Pomodori col Riso
G: Mbè ssu!!! E fammijiiii!!!
P: Ma mo m'ada fa appiccià i furnu co' 'sso callo?!?!?!
G: Ma so' boni!! A me me piacianu!!!
P: E vabbè! Tocca! Va da zia Lina, sta a fa i pummidori sott'a casa de nonna, diji se ti ji fa mette sott'aju foco colla tiella.
(Giorgia vola giù dalle scale di casa e poi ancora giù per le scale del paese fino a raggiungere casa di sua nonna, in fondo al paese, dove trova zia Lina)
P: ZIA LIIIIIIII!!!!! Ha 'ittu mamma se cci ji fa mette 'a tiella eji pummidori coju risu sott'alla racia!!!
L: Ha da fa' i pummidori coju risu?!?! Allora vè qua, tè! Pija 'ssa canestra 'e pummidori, di' a mammota che 'i pummidori ci ji do io, ma che mi j'ha da fa' pure a me e ji mettemu tutti ecco! Oh, però me ll'ha da fa' resapì si ji fa!
(Giorgia, con il canestro di pomodori e la teglia di zia Lina, risale, molto meno velocemente dell'andata, verso la sommità del paese dove abita lei, d'estate, con sua mamma Peppina e papà Ettore)
G: MAAAAAAAA!!!! Zia Lina m'ha dato i pummidori e ha 'ittu che ci ji facissi pure a essa!
P: E facemoji pure a essa...
(E Giorgia torna indietro a riferire a zia Lina)
Al mio paese, Roccagiovine, a metà strada più o meno tra Roma e Subiaco, d'estate si faceva, e si fa ancora, in casa la conserva di pomodoro, un evento che coinvolgeva per più giorni interi nuclei e clan familiari.

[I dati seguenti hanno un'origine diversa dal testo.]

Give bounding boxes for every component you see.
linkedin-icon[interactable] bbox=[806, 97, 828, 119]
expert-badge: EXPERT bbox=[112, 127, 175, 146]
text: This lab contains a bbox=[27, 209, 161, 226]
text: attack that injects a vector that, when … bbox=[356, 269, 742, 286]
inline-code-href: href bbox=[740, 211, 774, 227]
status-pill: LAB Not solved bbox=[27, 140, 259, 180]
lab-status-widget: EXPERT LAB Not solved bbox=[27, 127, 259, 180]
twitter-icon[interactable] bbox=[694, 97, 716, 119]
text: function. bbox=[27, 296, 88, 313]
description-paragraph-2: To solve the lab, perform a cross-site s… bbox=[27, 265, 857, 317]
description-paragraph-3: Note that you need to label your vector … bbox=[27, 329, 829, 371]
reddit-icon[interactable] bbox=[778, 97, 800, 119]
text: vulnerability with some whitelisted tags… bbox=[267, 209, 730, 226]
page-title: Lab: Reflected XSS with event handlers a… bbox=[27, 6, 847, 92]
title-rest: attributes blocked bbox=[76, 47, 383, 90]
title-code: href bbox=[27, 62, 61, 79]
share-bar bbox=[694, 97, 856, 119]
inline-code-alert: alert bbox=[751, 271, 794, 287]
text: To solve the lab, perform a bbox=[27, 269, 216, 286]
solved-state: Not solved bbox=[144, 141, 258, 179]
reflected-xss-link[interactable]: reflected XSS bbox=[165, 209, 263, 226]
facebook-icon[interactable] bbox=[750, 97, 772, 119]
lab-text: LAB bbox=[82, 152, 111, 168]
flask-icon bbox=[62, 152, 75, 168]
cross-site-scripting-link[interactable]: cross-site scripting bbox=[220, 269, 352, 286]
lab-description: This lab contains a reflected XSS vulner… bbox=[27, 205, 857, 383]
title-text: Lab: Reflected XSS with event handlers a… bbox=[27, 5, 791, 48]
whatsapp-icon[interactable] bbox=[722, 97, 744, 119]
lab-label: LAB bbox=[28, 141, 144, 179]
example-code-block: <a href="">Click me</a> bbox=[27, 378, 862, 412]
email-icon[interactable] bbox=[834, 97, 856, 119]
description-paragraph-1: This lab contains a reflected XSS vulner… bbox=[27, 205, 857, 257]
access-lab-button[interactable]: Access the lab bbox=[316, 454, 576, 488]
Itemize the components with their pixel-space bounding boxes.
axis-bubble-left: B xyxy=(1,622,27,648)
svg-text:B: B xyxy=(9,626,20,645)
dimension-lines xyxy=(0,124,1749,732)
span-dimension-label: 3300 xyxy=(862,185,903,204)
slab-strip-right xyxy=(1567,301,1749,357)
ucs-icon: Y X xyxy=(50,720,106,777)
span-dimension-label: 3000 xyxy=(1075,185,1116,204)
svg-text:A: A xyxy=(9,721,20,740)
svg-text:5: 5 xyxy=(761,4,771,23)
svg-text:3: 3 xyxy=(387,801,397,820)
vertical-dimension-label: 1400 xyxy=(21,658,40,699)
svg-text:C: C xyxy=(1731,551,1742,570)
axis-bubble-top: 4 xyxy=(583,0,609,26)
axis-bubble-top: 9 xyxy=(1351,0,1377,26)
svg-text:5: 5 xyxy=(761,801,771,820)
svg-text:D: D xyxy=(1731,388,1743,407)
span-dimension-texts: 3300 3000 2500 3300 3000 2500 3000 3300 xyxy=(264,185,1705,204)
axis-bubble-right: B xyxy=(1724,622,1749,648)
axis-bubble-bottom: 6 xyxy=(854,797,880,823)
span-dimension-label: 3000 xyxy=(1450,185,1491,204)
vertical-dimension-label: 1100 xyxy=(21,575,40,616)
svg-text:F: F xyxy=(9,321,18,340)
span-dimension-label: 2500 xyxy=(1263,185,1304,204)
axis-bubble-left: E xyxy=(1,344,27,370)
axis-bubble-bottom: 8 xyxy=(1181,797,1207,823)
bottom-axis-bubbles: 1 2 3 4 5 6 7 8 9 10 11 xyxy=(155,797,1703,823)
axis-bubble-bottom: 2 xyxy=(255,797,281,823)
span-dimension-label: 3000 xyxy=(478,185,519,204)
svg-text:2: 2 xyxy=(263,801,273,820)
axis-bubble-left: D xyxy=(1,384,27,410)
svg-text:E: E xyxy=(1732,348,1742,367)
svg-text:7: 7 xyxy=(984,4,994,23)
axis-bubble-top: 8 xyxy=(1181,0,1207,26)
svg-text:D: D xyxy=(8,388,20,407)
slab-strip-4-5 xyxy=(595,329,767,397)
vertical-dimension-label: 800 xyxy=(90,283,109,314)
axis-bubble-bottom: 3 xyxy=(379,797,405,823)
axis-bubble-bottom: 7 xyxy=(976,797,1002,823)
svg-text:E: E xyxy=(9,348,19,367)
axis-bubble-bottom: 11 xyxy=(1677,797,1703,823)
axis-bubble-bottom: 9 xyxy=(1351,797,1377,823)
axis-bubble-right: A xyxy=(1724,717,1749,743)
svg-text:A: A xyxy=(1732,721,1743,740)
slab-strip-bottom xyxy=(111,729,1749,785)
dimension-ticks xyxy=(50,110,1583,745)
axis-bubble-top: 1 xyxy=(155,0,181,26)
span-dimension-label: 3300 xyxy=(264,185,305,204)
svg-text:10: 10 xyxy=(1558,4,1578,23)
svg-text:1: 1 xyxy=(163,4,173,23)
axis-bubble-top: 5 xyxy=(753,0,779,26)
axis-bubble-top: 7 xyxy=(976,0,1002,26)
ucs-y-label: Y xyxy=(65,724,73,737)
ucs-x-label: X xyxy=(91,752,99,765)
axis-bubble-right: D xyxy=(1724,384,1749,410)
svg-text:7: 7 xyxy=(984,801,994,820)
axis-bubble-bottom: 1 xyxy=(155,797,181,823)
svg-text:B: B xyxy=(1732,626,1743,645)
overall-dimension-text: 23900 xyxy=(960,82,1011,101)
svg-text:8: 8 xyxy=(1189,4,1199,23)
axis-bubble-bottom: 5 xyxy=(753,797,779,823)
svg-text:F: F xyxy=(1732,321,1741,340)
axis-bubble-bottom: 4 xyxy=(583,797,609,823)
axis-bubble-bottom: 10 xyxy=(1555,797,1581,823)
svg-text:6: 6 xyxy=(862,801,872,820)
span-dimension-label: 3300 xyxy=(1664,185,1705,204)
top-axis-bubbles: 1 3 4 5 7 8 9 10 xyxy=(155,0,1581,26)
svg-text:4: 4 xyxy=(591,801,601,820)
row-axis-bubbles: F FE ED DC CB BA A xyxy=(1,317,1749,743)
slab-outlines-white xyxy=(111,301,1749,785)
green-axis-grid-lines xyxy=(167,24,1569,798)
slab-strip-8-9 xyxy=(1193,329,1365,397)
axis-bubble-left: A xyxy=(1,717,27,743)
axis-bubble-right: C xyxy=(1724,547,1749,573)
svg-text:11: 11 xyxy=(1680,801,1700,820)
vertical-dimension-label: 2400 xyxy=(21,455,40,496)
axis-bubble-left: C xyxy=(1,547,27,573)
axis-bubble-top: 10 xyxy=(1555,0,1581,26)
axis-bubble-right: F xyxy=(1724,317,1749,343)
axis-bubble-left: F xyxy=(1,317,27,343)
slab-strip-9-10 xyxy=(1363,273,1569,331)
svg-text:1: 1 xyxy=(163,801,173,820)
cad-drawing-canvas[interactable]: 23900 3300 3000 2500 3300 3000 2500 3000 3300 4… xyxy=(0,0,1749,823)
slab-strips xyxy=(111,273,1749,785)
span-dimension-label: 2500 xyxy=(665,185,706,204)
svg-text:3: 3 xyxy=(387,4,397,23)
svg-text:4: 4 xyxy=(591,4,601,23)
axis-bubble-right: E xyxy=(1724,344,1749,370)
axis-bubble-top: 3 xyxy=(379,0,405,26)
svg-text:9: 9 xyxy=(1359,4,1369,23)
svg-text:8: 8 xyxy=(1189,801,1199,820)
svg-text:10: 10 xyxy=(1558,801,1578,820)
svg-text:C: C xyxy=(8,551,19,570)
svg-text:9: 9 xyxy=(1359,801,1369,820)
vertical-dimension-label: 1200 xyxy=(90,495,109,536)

Cominciava col lavaggio accurato e l'asciugatura delle bottiglie, quelle bassotte della birra, continuava con quello dei bei pomodori San Marzano, rossi e maturi al punto giusto, con protuberanze a volte maliziosamente ridicole, comprati a cassette dal camion che veniva in piazza o raccolti nel proprio orto o in quello di qualche parente, e si concludeva con la macinazione dei pomodori, operazione, quest'ultima, che veniva svolta con la meticolosità, l'attenzione e la solennità di un sacro rito, propiziatorio di meravigliose paste asciutte, lasagne, spezzatini e polente durante l'inverno.
Ogni componente della famiglia, all'interno di questa liturgia, aveva il suo compito preciso, il suo posto nella scala di comando di tutta l'operazione: la Matriarca, coadiuvata dalle anziane, macinava, le Ancelle imbottigliavano, i Paggi mettevano il basilico nelle bottiglie e i Cavalieri si occupavano di tappare le bottiglie riempite, incartarle nella carta delle riviste e metterle nei bidoni per la cottura, badando anche che il fuoco sotto di essi non si spegnesse.
E' a questo punto che arrivavano le piccolette come me, portando con attenzione e devozione 'a tiella 'eji pummidori, ossia il fornetto da campagna di alluminio, presente ancora in ogni casa, pieno di pomodori e patate, da mettere a cuocere sulle braci che man mano si formavano.
P.S.: mica vi devo tradurre il dialogo di Giorgia con la mamma e la zia, vero?
Talgiate a tocchetti le patate e, in un'insalatiera, mescolatele con olio, sale, rosmarino e peperoncino tritato. Smucinatele a lungo con le mani, così è sicuro che si condiscono bene, e poi disponetele nella teglia, tra i pomodori.
Ancora un giro d'olio e poi in forno a 180° per il tempo necessario a cuocere patate e riso.